Attributes like this would have ensured a rough ride anywhere for a young boy growing up in the 1970s. In the mega-macho world of Apartheid South Africa this effect was multiplied. Young Elon had a really tough childhood. He was bullied relentlessly and made few friends.

His American-born Grandfather had been an extraordinary aviator. He had been an explorer and was an all-round risk taker all his life. No surprise, then, that the troubled young Musk was drawn there as soon as he got chance to get away from Apartheid-era South Africa.

The rest is Silicon Valley history.

In 1995 the young Elon developed a startup called Zip 2, an early mapping/info site – Compaq bought it and Musk bagged 22 million dollars on the deal.

He took that cash and poured it into his next venture. You may have heard of it. It was called PayPal. He was the largest shareholder and when eBay bought it in 2002 for 1.5 Billion Musk entered the realm of the mega rich.

What he did next marked him out from his Internet millionaire peers. He moved much of his operation out of the Valley and into L.A. Once again he became his own venture capitalist. He stuck a huge chunk of his fortune into three super high-risk manufacturing industries. All playing in entrenched, established and capital-heavy arenas.

The Dollar numbers went like this:

100 million into Space X – a new company that makes disposable rockets.
70 million into Tesla – a startup that makes electric cars
10 million into Solar City – a brand new utility company.

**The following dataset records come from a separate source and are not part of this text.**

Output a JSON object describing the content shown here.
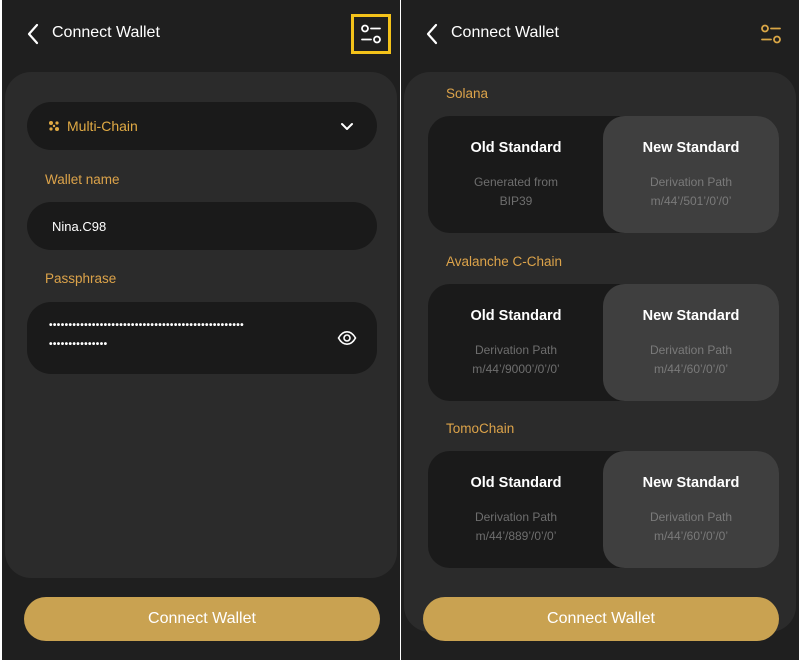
{
  "left": {
    "header": {
      "title": "Connect Wallet"
    },
    "chain_select": {
      "label": "Multi-Chain"
    },
    "wallet_name": {
      "label": "Wallet name",
      "value": "Nina.C98"
    },
    "passphrase": {
      "label": "Passphrase",
      "line1": "••••••••••••••••••••••••••••••••••••••••••••••••••",
      "line2": "•••••••••••••••"
    },
    "connect_button": "Connect Wallet"
  },
  "right": {
    "header": {
      "title": "Connect Wallet"
    },
    "sections": [
      {
        "title": "Solana",
        "old": {
          "name": "Old Standard",
          "line1": "Generated from",
          "line2": "BIP39"
        },
        "new": {
          "name": "New Standard",
          "line1": "Derivation Path",
          "line2": "m/44’/501’/0’/0’"
        }
      },
      {
        "title": "Avalanche C-Chain",
        "old": {
          "name": "Old Standard",
          "line1": "Derivation Path",
          "line2": "m/44’/9000’/0’/0’"
        },
        "new": {
          "name": "New Standard",
          "line1": "Derivation Path",
          "line2": "m/44’/60’/0’/0’"
        }
      },
      {
        "title": "TomoChain",
        "old": {
          "name": "Old Standard",
          "line1": "Derivation Path",
          "line2": "m/44’/889’/0’/0’"
        },
        "new": {
          "name": "New Standard",
          "line1": "Derivation Path",
          "line2": "m/44’/60’/0’/0’"
        }
      }
    ],
    "connect_button": "Connect Wallet"
  },
  "colors": {
    "background": "#1f1f1f",
    "card": "#2b2b2b",
    "accent": "#c9a251",
    "label_gold": "#dca34a",
    "highlight": "#f3c21a"
  },
  "icons": [
    "back-arrow-icon",
    "filter-settings-icon",
    "multi-chain-icon",
    "chevron-down-icon",
    "eye-icon"
  ]
}
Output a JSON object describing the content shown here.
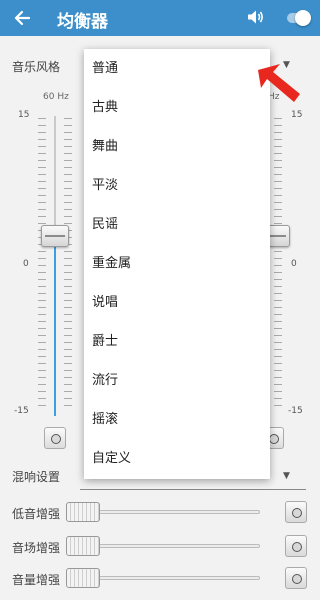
{
  "appbar": {
    "back_icon": "back-arrow-icon",
    "title": "均衡器",
    "volume_icon": "volume-icon",
    "enabled": true,
    "bg_color": "#3c8fca"
  },
  "style": {
    "label": "音乐风格",
    "arrow": "▼"
  },
  "eq": {
    "left_freq": "60 Hz",
    "right_freq_fragment": "Hz",
    "scale_top": "15",
    "scale_mid": "0",
    "scale_bottom": "-15",
    "left_band_level": 0,
    "fill_color": "#3aa0e0"
  },
  "reverb": {
    "label": "混响设置",
    "arrow": "▼"
  },
  "effects": [
    {
      "label": "低音增强",
      "value": 0
    },
    {
      "label": "音场增强",
      "value": 0
    },
    {
      "label": "音量增强",
      "value": 0
    }
  ],
  "dropdown": {
    "items": [
      "普通",
      "古典",
      "舞曲",
      "平淡",
      "民谣",
      "重金属",
      "说唱",
      "爵士",
      "流行",
      "摇滚",
      "自定义"
    ]
  },
  "annotation": {
    "arrow_color": "#e8271f"
  }
}
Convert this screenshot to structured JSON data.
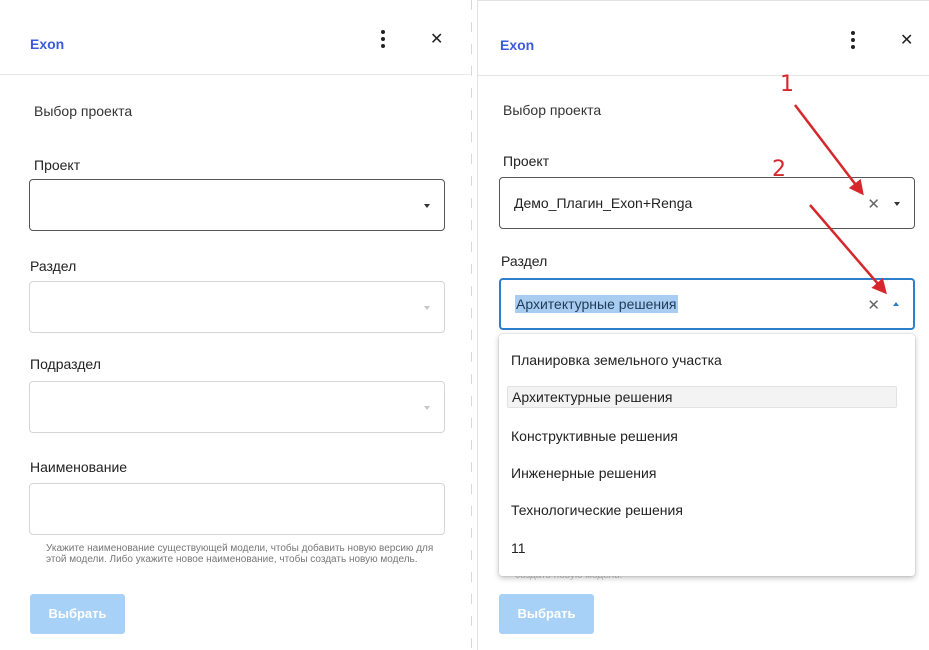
{
  "left": {
    "brand": "Exon",
    "section_title": "Выбор проекта",
    "project_label": "Проект",
    "section_label": "Раздел",
    "subsection_label": "Подраздел",
    "name_label": "Наименование",
    "helper": "Укажите наименование существующей модели, чтобы добавить новую версию для этой модели. Либо укажите новое наименование, чтобы создать новую модель.",
    "button": "Выбрать"
  },
  "right": {
    "brand": "Exon",
    "section_title": "Выбор проекта",
    "project_label": "Проект",
    "project_value": "Демо_Плагин_Exon+Renga",
    "section_label": "Раздел",
    "section_value": "Архитектурные решения",
    "helper_tail": "создать новую модель.",
    "button": "Выбрать"
  },
  "dropdown": {
    "options": [
      "Планировка земельного участка",
      "Архитектурные решения",
      "Конструктивные решения",
      "Инженерные решения",
      "Технологические решения",
      "11"
    ],
    "selected_index": 1
  },
  "annotations": [
    "1",
    "2"
  ],
  "colors": {
    "accent": "#2d7fcc",
    "brand": "#3b5bdb",
    "button_disabled": "#a8d1f7",
    "annotation": "#d6282c"
  }
}
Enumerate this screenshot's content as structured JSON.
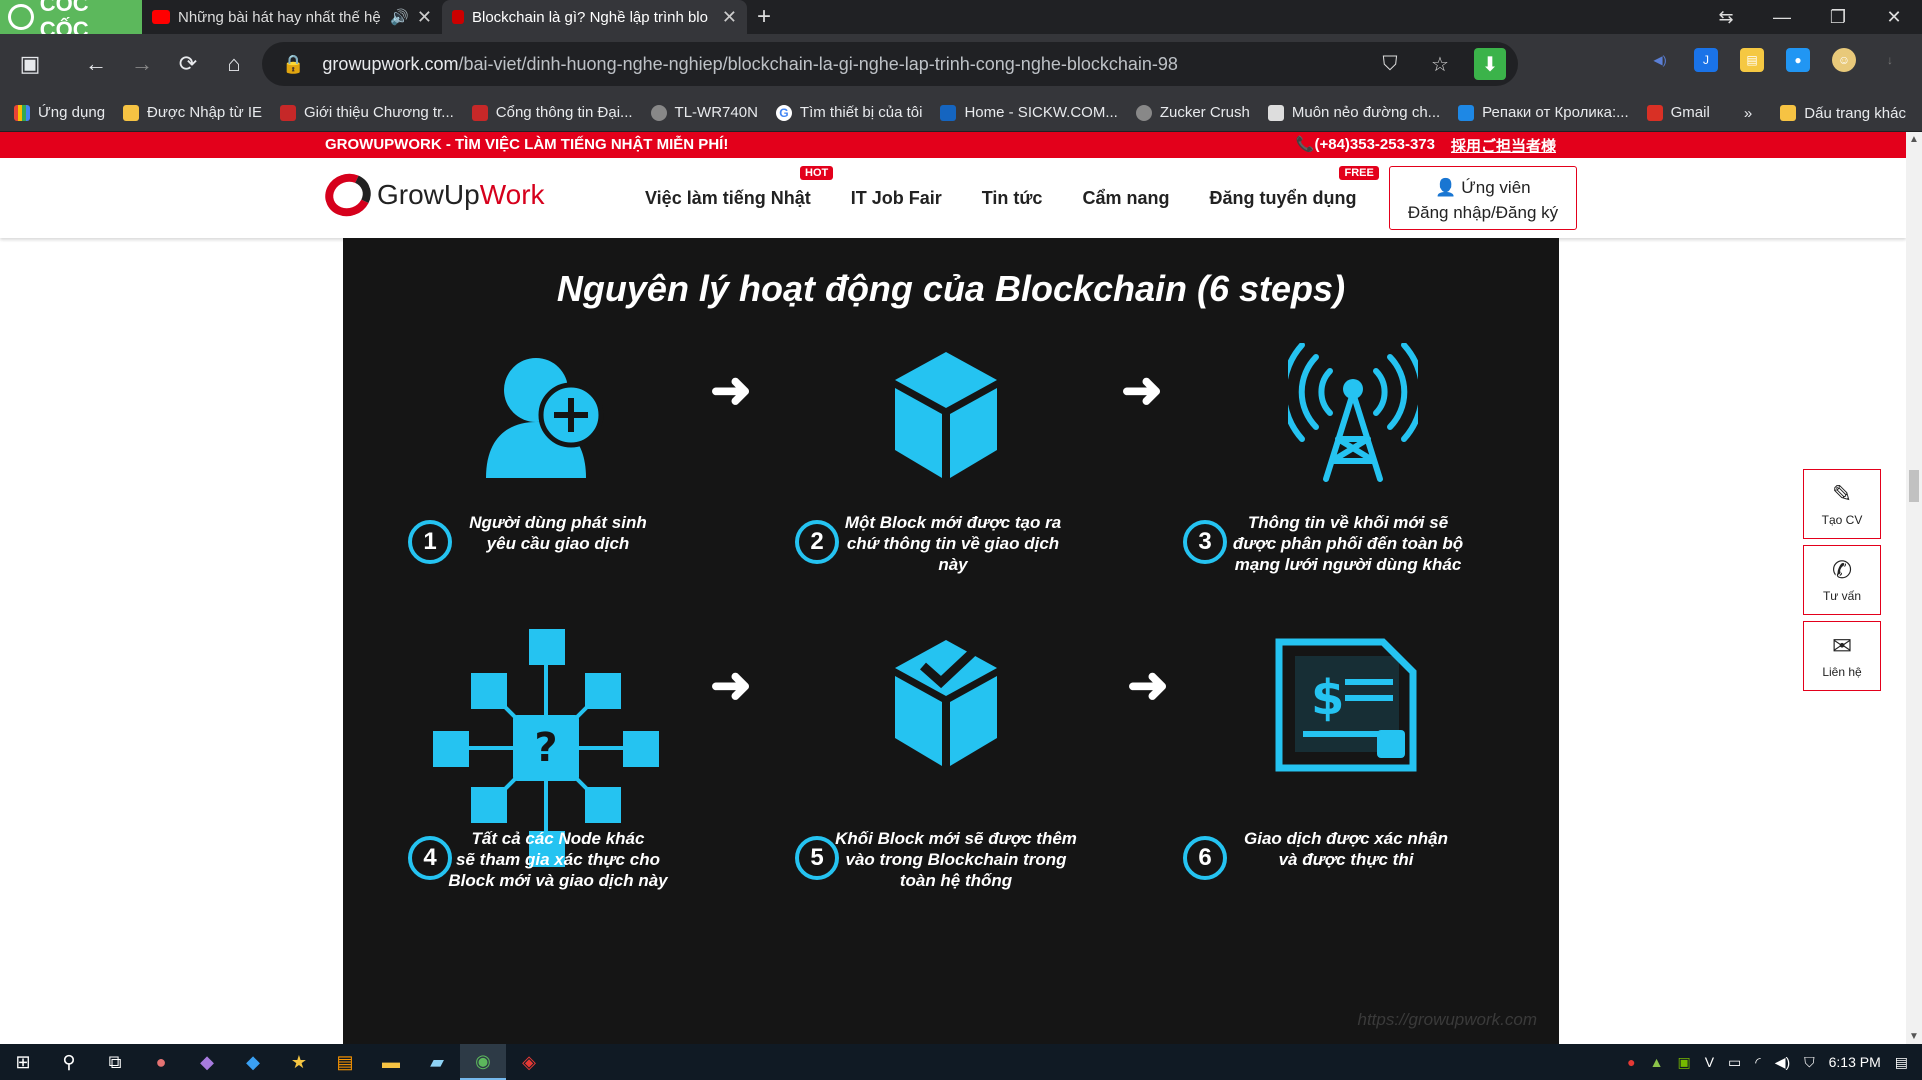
{
  "browser": {
    "brand": "CỐC CỐC",
    "tabs": [
      {
        "title": "Những bài hát hay nhất thế hệ",
        "active": false
      },
      {
        "title": "Blockchain là gì? Nghề lập trình blo",
        "active": true
      }
    ],
    "url_host": "growupwork.com",
    "url_path": "/bai-viet/dinh-huong-nghe-nghiep/blockchain-la-gi-nghe-lap-trinh-cong-nghe-blockchain-98",
    "bookmarks": [
      "Ứng dụng",
      "Được Nhập từ IE",
      "Giới thiệu Chương tr...",
      "Cổng thông tin Đại...",
      "TL-WR740N",
      "Tìm thiết bị của tôi",
      "Home - SICKW.COM...",
      "Zucker Crush",
      "Muôn nẻo đường ch...",
      "Репаки от Кролика:...",
      "Gmail"
    ],
    "bookmarks_more": "»",
    "bookmarks_other": "Dấu trang khác"
  },
  "site": {
    "topbar_left": "GROWUPWORK - TÌM VIỆC LÀM TIẾNG NHẬT MIỄN PHÍ!",
    "phone": "(+84)353-253-373",
    "jp_link": "採用ご担当者様",
    "logo_grow": "Grow",
    "logo_up": "Up",
    "logo_work": "Work",
    "menu": [
      {
        "label": "Việc làm tiếng Nhật",
        "badge": "HOT"
      },
      {
        "label": "IT Job Fair",
        "badge": ""
      },
      {
        "label": "Tin tức",
        "badge": ""
      },
      {
        "label": "Cẩm nang",
        "badge": ""
      },
      {
        "label": "Đăng tuyển dụng",
        "badge": "FREE"
      }
    ],
    "login_line1": "Ứng viên",
    "login_line2": "Đăng nhập/Đăng ký",
    "float_buttons": [
      "Tạo CV",
      "Tư vấn",
      "Liên hệ"
    ]
  },
  "infographic": {
    "title": "Nguyên lý hoạt động của Blockchain (6 steps)",
    "steps": [
      {
        "num": "1",
        "caption": "Người dùng phát sinh\nyêu cầu giao dịch"
      },
      {
        "num": "2",
        "caption": "Một Block mới được tạo ra\nchứ thông tin về giao dịch này"
      },
      {
        "num": "3",
        "caption": "Thông tin về khối mới sẽ\nđược phân phối đến toàn bộ\nmạng lưới người dùng khác"
      },
      {
        "num": "4",
        "caption": "Tất cả các Node khác\nsẽ tham gia xác thực cho\nBlock mới và giao dịch này"
      },
      {
        "num": "5",
        "caption": "Khối Block mới sẽ được thêm\nvào trong Blockchain trong\ntoàn hệ thống"
      },
      {
        "num": "6",
        "caption": "Giao dịch được xác nhận\nvà được thực thi"
      }
    ],
    "watermark": "https://growupwork.com",
    "accent": "#25c3f1"
  },
  "taskbar": {
    "time": "6:13 PM"
  }
}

All the above companies are using disruptive tech and ground-up rethinking. They are taking on traditional, long-term players at their own game. And in sectors that are so entrenched that they are virtually monopolised.

And against all the odds Musk and his firms are winning. Tesla stock is trading ridiculously high. The frenzy is similar to the early days of the United States railroad companies.

The how? He’s using Silicon Valley-style flat management and meritocratic structures in what are traditionally management top heavy and bureaucratic industries.

He’s mixing his expertise in software and connectivity with his intuitive knowledge of real-world engineering and cutting-edge materials and design to completely rethink space travel, road transport, and energy production.

Mix all that with a messianic vision for a multi-planetary, clean energy, enlightened future humanity and what do you get? A modern day Thomas More? A real life Tony Stark?

Could be. One thing is certain you sure do get some real nice cars into the bargain.